Vier Jahre darauf feierte er das Bundesliga-Debüt bei der Begegnung zwischen Energie Cottbus und der TSG Hoffenheim. Ältere Menschen werden sich erinnern, dass Cottbus mal in der Ersten Liga spielte. Energie tritt mittlerweile in der Regionalliga Nordost an, der vierten Liga. Winkmann dagegen hielt sich in der ersten Klasse. Er bestand den Wettbewerb, dem auch die besten Schiedsrichter jährlich ausgesetzt sind, schaffte die Leistungstests, die Bewertung bei jedem Spiel. Und es gelang ihm auch, sich in der schönen neuen Welt der Fernsehen schauenden Assistenten aus dem Kölner Keller zu bewähren. Mitunter durch denkwürdige Entscheidungen. So ließ er im April 2018 die Spieler von Mainz und Freiburg zur Halbzeit aus dem Kabinengang zurück auf den Rasen marschieren, weil seiner Kollegin Bibiana Steinhaus in der Domstadt aufgefallen war, dass es in der letzten Minute doch wohl ein handverdächtiges Eingreifen eines Freiburger Fußballers im eigenen Strafraum gegeben haben könnte. „Guido, warte, Guido, warte“, habe Steinhaus auf seinen Kopfhörer gerufen, erinnert er sich. Er überprüfte die Szene am TV-Gerät am Spielfeldrand, befand, dass die Kollegin richtig gesehen hatte, und verhängte einen Elfmeter. Pablo de Blasis verwandelte – statt 0:0 hieß es zur Pause 1:0. „Winkmann hat sich völlig korrekt verhalten“, so der DFB.
Nicht ganz so korrekt ging es am Rande eines Spiels in Köln zu. Der damalige FC-Manager Jörg Schmadtke beschimpfte Winkmanns Team als „Eierköppe“. Und er weigerte sich, eine DFB-Strafe anzuerkennen, „weil Eierkopp im Rheinland keine Beleidigung ist“. Winkmann nahm es mit Humor. Davon bringt er nämlich auch eine gehörige Portion mit.

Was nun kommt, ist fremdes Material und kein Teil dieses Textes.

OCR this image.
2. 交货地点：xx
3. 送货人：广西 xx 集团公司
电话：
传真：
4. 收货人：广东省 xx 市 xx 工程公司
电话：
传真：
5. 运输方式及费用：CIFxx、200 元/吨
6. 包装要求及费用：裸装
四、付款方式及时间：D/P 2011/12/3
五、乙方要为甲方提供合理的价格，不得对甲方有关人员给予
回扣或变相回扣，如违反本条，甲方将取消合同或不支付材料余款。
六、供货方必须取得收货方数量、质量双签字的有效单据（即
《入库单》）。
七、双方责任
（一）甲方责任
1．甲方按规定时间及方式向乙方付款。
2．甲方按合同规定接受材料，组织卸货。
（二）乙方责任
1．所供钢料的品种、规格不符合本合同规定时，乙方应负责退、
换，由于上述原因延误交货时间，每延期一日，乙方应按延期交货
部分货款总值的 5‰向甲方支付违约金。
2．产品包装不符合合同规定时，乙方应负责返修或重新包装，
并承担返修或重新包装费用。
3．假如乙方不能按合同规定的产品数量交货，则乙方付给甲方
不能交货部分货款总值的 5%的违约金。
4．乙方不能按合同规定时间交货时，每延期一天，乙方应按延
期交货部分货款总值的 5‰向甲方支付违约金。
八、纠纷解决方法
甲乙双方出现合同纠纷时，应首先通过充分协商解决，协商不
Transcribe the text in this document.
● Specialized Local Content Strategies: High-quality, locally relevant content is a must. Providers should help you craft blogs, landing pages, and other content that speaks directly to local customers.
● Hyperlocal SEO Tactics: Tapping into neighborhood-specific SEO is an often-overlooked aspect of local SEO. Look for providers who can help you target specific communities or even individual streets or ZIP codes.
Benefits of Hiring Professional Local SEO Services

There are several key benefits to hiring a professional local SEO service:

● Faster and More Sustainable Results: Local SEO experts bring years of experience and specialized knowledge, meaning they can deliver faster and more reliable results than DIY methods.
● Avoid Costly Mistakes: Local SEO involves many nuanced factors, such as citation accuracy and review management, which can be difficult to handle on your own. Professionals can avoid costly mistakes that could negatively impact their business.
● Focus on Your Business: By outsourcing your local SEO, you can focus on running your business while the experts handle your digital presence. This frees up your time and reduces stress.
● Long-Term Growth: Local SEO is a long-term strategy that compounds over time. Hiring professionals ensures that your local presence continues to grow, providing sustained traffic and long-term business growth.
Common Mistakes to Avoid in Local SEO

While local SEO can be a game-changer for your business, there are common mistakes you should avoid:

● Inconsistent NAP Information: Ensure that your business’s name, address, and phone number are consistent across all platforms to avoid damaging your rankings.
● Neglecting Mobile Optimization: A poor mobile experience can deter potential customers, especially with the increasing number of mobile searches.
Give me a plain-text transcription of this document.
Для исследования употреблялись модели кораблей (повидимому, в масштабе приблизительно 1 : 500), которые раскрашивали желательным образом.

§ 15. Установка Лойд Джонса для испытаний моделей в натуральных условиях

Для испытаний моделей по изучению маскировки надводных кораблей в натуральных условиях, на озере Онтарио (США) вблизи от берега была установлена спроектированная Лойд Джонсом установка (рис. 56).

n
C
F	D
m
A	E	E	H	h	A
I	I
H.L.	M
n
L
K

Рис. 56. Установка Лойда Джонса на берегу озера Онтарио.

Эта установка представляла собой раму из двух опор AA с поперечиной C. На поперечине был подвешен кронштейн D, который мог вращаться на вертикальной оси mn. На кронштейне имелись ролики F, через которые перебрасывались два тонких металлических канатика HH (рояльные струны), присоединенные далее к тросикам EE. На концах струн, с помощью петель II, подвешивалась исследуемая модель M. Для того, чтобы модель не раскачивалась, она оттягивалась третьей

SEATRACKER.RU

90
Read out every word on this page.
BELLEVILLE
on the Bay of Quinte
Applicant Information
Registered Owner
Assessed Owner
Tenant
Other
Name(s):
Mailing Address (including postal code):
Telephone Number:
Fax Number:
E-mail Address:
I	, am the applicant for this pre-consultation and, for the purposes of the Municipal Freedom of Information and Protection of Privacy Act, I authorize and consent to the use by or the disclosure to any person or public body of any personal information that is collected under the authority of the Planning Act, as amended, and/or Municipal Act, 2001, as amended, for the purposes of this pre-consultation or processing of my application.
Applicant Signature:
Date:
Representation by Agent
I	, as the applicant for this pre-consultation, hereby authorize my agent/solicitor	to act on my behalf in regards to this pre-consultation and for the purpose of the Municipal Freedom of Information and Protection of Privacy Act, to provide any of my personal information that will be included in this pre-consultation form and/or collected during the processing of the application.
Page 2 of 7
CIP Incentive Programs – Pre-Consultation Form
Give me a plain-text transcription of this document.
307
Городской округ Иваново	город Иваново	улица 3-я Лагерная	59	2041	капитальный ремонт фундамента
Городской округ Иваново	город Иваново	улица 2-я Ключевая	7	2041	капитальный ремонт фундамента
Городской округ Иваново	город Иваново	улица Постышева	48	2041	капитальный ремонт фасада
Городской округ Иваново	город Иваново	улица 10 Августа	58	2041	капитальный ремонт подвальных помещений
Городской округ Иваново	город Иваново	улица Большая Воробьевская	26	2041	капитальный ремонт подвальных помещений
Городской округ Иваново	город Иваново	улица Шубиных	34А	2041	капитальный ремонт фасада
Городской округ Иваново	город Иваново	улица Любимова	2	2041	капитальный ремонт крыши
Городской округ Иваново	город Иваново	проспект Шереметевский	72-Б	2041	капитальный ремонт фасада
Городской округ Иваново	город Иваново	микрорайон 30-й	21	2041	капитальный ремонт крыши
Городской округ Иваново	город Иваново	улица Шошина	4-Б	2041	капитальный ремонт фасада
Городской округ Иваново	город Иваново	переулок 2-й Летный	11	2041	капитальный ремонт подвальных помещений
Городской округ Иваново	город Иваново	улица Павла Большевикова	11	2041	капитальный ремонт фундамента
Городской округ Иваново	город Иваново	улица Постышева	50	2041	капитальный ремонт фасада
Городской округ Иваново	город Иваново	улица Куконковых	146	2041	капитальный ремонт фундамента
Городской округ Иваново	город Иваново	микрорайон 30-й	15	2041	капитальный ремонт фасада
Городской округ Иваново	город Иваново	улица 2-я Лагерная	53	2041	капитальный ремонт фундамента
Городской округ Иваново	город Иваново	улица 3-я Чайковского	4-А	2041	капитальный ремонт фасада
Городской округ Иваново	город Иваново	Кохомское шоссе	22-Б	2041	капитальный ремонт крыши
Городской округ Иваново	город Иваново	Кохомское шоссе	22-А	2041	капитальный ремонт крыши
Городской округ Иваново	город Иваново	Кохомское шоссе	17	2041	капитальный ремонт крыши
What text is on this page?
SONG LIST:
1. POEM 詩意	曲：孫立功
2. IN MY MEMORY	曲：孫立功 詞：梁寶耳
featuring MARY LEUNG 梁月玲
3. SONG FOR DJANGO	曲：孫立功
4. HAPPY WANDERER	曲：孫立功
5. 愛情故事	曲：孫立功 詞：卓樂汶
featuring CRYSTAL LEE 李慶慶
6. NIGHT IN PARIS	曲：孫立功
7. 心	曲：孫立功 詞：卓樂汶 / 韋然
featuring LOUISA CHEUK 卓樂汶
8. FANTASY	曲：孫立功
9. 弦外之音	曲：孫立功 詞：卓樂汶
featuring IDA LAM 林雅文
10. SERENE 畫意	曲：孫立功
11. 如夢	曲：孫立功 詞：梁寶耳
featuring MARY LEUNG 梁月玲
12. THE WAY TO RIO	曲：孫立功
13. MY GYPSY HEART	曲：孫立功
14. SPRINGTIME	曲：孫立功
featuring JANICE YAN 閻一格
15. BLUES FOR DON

Das belegt diese Anekdote: Im Bundesligaspiel zwischen Köln und Mainz ging der Kölner Stürmer Jhon Cordoba schwer getroffen zu Boden. Er hatte offenbar schlimme Schmerzen. Winkmann eilte herbei und fragte, ob er für medizinische Hilfe sorgen solle – auf Deutsch und auf Englisch. Cordoba reagierte nicht. Weil es sich um eine der unter Ausschluss der Öffentlichkeit ausgetragenen Begegnungen der Corona-Zeit handelte, drang jedes Wort nach draußen – auch zu Achim Beierlorzer an der Seitenlinie. Weil der Mainzer Coach zuvor den FC betreut hatte, rief er auf den Platz: „Der versteht nur Spanisch.“Winkmanns Replik: „Auf Spanisch kann ich nur Cerveza.“Aber auch ohne Bier ging alles gut aus.